The article compares three architectures: dense, MoE (Mixture of Experts), and Hybrid (hybrid model). MoE uses less computation to achieve greater capacity through sparse activation (only activating some "experts"), but has extremely high memory usage. Hybrid (such as Mamba) solves the computational bottleneck of Transformers in long contexts through linear attention or SSM. SmolLM3 adheres to the dense architecture due to its "edge deployment" goal (memory-constrained).

Subsequently, the article turns to the often underestimated Tokenizer. Choosing a tokenizer involves the vocabulary size (affecting the compression rate and the size of the embedding matrix) and the algorithm (BPE is the most commonly used).

The article introduces "Fertility" (average number of Tokens per word) and "consecutive word ratio" as evaluation metrics. By comparing Llama3, Gemma3, Qwen3, etc., SmolLM3 finally chooses the 128k vocabulary of Llama3 because it strikes the best balance between the target language and the model size.

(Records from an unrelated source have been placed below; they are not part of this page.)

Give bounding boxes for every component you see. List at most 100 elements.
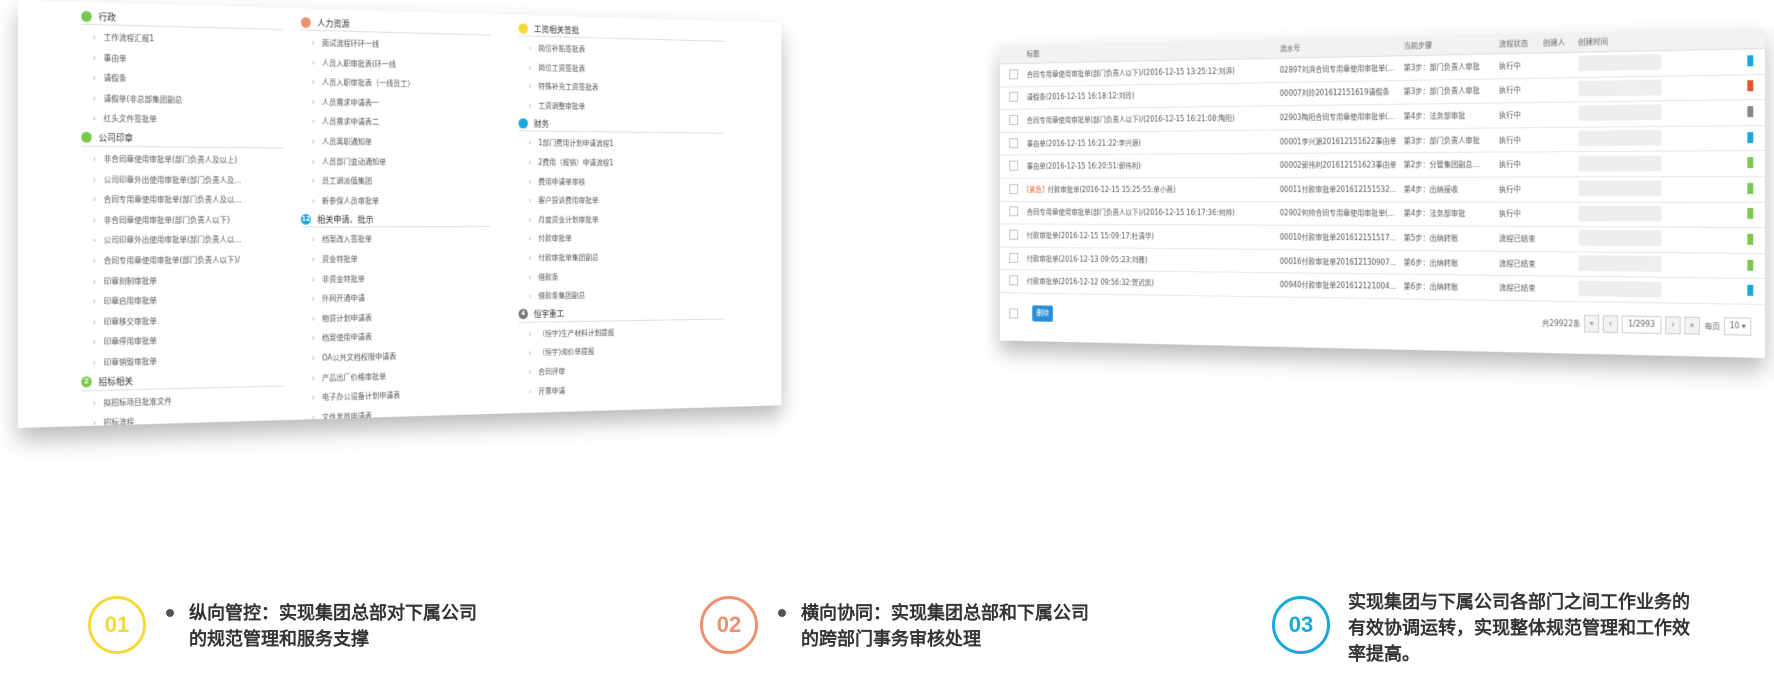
menu-item[interactable]: › 非合同章使用审批单(部门负责人及以上): [81, 150, 283, 172]
menu-item[interactable]: › 借款条: [519, 267, 725, 288]
row-creator-cell: [1539, 276, 1575, 302]
row-checkbox[interactable]: [1009, 160, 1019, 171]
menu-group-header[interactable]: 公司印章: [81, 129, 283, 149]
menu-item[interactable]: › 档案改入签批单: [301, 230, 490, 250]
menu-item-label: 借款条集团副总: [538, 291, 586, 301]
row-title-cell[interactable]: 付款审批单(2016-12-12 09:56:32:贺迟凯): [1023, 270, 1277, 297]
last-page-button[interactable]: »: [1684, 316, 1700, 335]
row-flag-cell: [1743, 48, 1765, 75]
menu-group-header[interactable]: 4 恒宇重工: [518, 303, 725, 323]
menu-item-label: 非合同章使用审批单(部门负责人以下): [103, 215, 230, 225]
menu-item[interactable]: › 2费用（报销）申请流程1: [519, 153, 725, 173]
menu-item[interactable]: › 外网开通申请: [301, 288, 490, 310]
row-step-cell: 第5步：出纳转账: [1400, 225, 1496, 251]
menu-item[interactable]: › 合同专用章使用审批单(部门负责人以下)/: [81, 251, 283, 272]
per-page-label: 每页: [1704, 321, 1721, 331]
chevron-right-icon: ›: [311, 58, 315, 67]
menu-item[interactable]: › 印章启用审批单: [81, 290, 283, 313]
row-checkbox[interactable]: [1009, 206, 1019, 217]
menu-item[interactable]: › 客户投诉费用审批单: [519, 192, 725, 211]
menu-item[interactable]: › 付款审批单集团副总: [519, 248, 725, 268]
row-title-cell[interactable]: 付款审批单(2016-12-15 15:09:17:杜清华): [1023, 224, 1277, 250]
menu-item[interactable]: › 费用申请单审核: [519, 173, 725, 193]
row-checkbox[interactable]: [1009, 115, 1019, 125]
chevron-right-icon: ›: [311, 373, 315, 383]
row-title-cell[interactable]: 付款审批单(2016-12-13 09:05:23:刘雅): [1023, 247, 1277, 274]
row-title-cell[interactable]: 合同专用章使用审批单(部门负责人以下)/(2016-12-15 16:17:36…: [1023, 201, 1277, 226]
row-checkbox[interactable]: [1009, 252, 1019, 263]
menu-item[interactable]: › 人员需求申请表一: [301, 93, 490, 116]
menu-item[interactable]: › 非资金特批单: [301, 269, 490, 290]
row-creator-cell: [1539, 251, 1575, 277]
delete-button[interactable]: 删除: [1032, 305, 1053, 322]
menu-group-header[interactable]: 12 相关申请、批示: [300, 211, 491, 228]
row-title-cell[interactable]: [紧急] 付款审批单(2016-12-15 15:25:55:单小燕): [1023, 177, 1277, 202]
menu-item[interactable]: › 月度资金计划审批单: [519, 211, 725, 230]
table-row[interactable]: 事由单(2016-12-15 16:20:51:郭伟利) 00002郭伟利2016…: [999, 150, 1765, 179]
menu-item-label: 借款条: [538, 272, 559, 282]
row-step-cell: 第4步：法务部审批: [1400, 103, 1496, 129]
menu-item[interactable]: › 付款审批单: [519, 230, 725, 250]
menu-item[interactable]: › 工资调整审批单: [519, 97, 725, 119]
chevron-right-icon: ›: [92, 73, 96, 83]
menu-item[interactable]: › 员工调派值集团: [301, 172, 490, 192]
row-step-cell: 第4步：出纳接收: [1400, 177, 1496, 202]
row-checkbox[interactable]: [1009, 137, 1019, 148]
row-select-cell: [999, 178, 1024, 202]
row-select-cell: [999, 201, 1024, 225]
menu-item[interactable]: › 公司印章外出使用审批单(部门负责人及...: [81, 170, 283, 191]
menu-item[interactable]: › 公司印章外出使用审批单(部门负责人以...: [81, 231, 283, 252]
menu-group-header[interactable]: 工资相关签批: [518, 20, 725, 42]
row-status-cell: 执行中: [1495, 53, 1540, 79]
row-checkbox[interactable]: [1009, 275, 1019, 286]
menu-group-header[interactable]: 人力资源: [300, 14, 491, 36]
prev-page-button[interactable]: ‹: [1602, 315, 1618, 334]
row-status-cell: 流程已结束: [1495, 250, 1540, 277]
next-page-button[interactable]: ›: [1665, 316, 1681, 335]
menu-item[interactable]: › 资金特批单: [301, 249, 490, 270]
row-title: 合同专用章使用审批单(部门负责人以下)/(2016-12-15 16:17:36…: [1026, 208, 1235, 218]
menu-item-label: 人员离职通知单: [321, 137, 372, 147]
menu-item[interactable]: › 非合同章使用审批单(部门负责人以下): [81, 211, 283, 231]
row-flag-cell: [1743, 278, 1765, 305]
menu-item-label: 人员需求申请表一: [321, 97, 380, 108]
row-title-cell[interactable]: 合同专用章使用审批单(部门负责人以下)/(2016-12-15 16:21:08…: [1023, 106, 1277, 133]
row-created-time-cell: [1574, 226, 1744, 254]
redacted-value: [1578, 79, 1662, 97]
row-title-cell[interactable]: 事由单(2016-12-15 16:21:22:李兴源): [1023, 129, 1277, 156]
menu-item[interactable]: › 合同专用章使用审批单(部门负责人及以...: [81, 190, 283, 211]
menu-item[interactable]: › 人员部门变动通知单: [301, 152, 490, 173]
row-title-cell[interactable]: 请假条(2016-12-15 16:18:12:刘玲): [1023, 82, 1277, 110]
menu-group-header[interactable]: 行政: [81, 7, 283, 31]
row-flag-cell: [1743, 125, 1765, 152]
menu-group-title: 人力资源: [317, 18, 350, 30]
row-step-cell: 第2步：分管集团副总...: [1400, 152, 1496, 178]
select-all-checkbox[interactable]: [1009, 308, 1019, 319]
page-number-field[interactable]: 1/2993: [1621, 315, 1662, 334]
menu-item-label: 公司印章外出使用审批单(部门负责人以...: [103, 235, 242, 245]
row-title: 合同专用章使用审批单(部门负责人以下)/(2016-12-15 16:21:08…: [1026, 114, 1235, 125]
chevron-right-icon: ›: [311, 353, 315, 363]
row-status-cell: 执行中: [1495, 102, 1540, 128]
menu-item[interactable]: › 人员需求申请表二: [301, 113, 490, 135]
row-creator-cell: [1539, 77, 1575, 103]
row-checkbox[interactable]: [1009, 229, 1019, 240]
menu-item[interactable]: › 1部门费用计划申请流程1: [519, 134, 725, 155]
row-flag-cell: [1743, 227, 1765, 254]
per-page-select[interactable]: 10 ▾: [1724, 317, 1752, 336]
row-checkbox[interactable]: [1009, 183, 1019, 194]
menu-item-label: 资金特批单: [321, 254, 358, 264]
row-title-cell[interactable]: 事由单(2016-12-15 16:20:51:郭伟利): [1023, 153, 1277, 179]
row-checkbox[interactable]: [1009, 92, 1019, 103]
chevron-right-icon: ›: [311, 294, 315, 304]
workflow-table: 标题 流水号 当前步骤 流程状态 创建人 创建时间 合同专用章使用审批单(部门负…: [999, 28, 1765, 305]
group-badge-icon: [81, 10, 92, 22]
table-row[interactable]: [紧急] 付款审批单(2016-12-15 15:25:55:单小燕) 00011付…: [999, 176, 1765, 203]
menu-item[interactable]: › 印章刻制审批单: [81, 270, 283, 292]
row-checkbox[interactable]: [1009, 69, 1019, 80]
menu-group-header[interactable]: 财务: [518, 115, 725, 135]
first-page-button[interactable]: «: [1584, 314, 1600, 333]
menu-item[interactable]: › 新参保人员审批单: [301, 192, 490, 212]
menu-item[interactable]: › 红头文件签批单: [81, 109, 283, 132]
menu-item[interactable]: › 人员离职通知单: [301, 132, 490, 153]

Next, the article explores the core elements that determine the training process: optimizer, learning rate, and batch size. The article points out that directly borrowing the hyperparameters of other models is simple but may not be optimal because these values are optimized for specific architectures, data, and constraints.

Finally, it reviews the classic trade-off between model scale (number of parameters N) and data volume (number of Tokens D).

The Art of Data Management

This part details the "art of data curation", emphasizing that in LLM training, data is the key factor determining what the model "learns", and its importance even exceeds the model architecture.

The model architecture determines how the model learns, while the data determines what the model learns. If the data quality is poor or the "mixing ratio" is inappropriate, no good architecture or hyperparameters can save the situation.

The article points out that building an excellent dataset is not just about collecting good data but designing a training mix.

For example, excessively increasing the proportion of code data ("upsampling") will implicitly reduce the proportion of other data, which may damage the model's general ability.

In addition, for extremely long training like SmolLM3, which requires 11T Tokens, using only "the highest quality" data will lead to serious data duplication, which is harmful to model performance.

To solve these balance problems, modern LLM training has evolved from "static mixing" (such as GPT - 3) to multi-stage training (such as Llama3, SmolLM2). This method dynamically changes the data mixing ratio during the training process.

The core insight is that the final behavior of the model is deeply influenced by the data it sees at the end of training. Therefore, the strategy is:

  • In the early stage of training, use rich, diverse but slightly lower-quality data (such as web text).
  • At the end of training (especially in the "annealing stage" of learning rate decay), introduce scarce, high-quality data (such as professional mathematics and code datasets) to maximize its influence.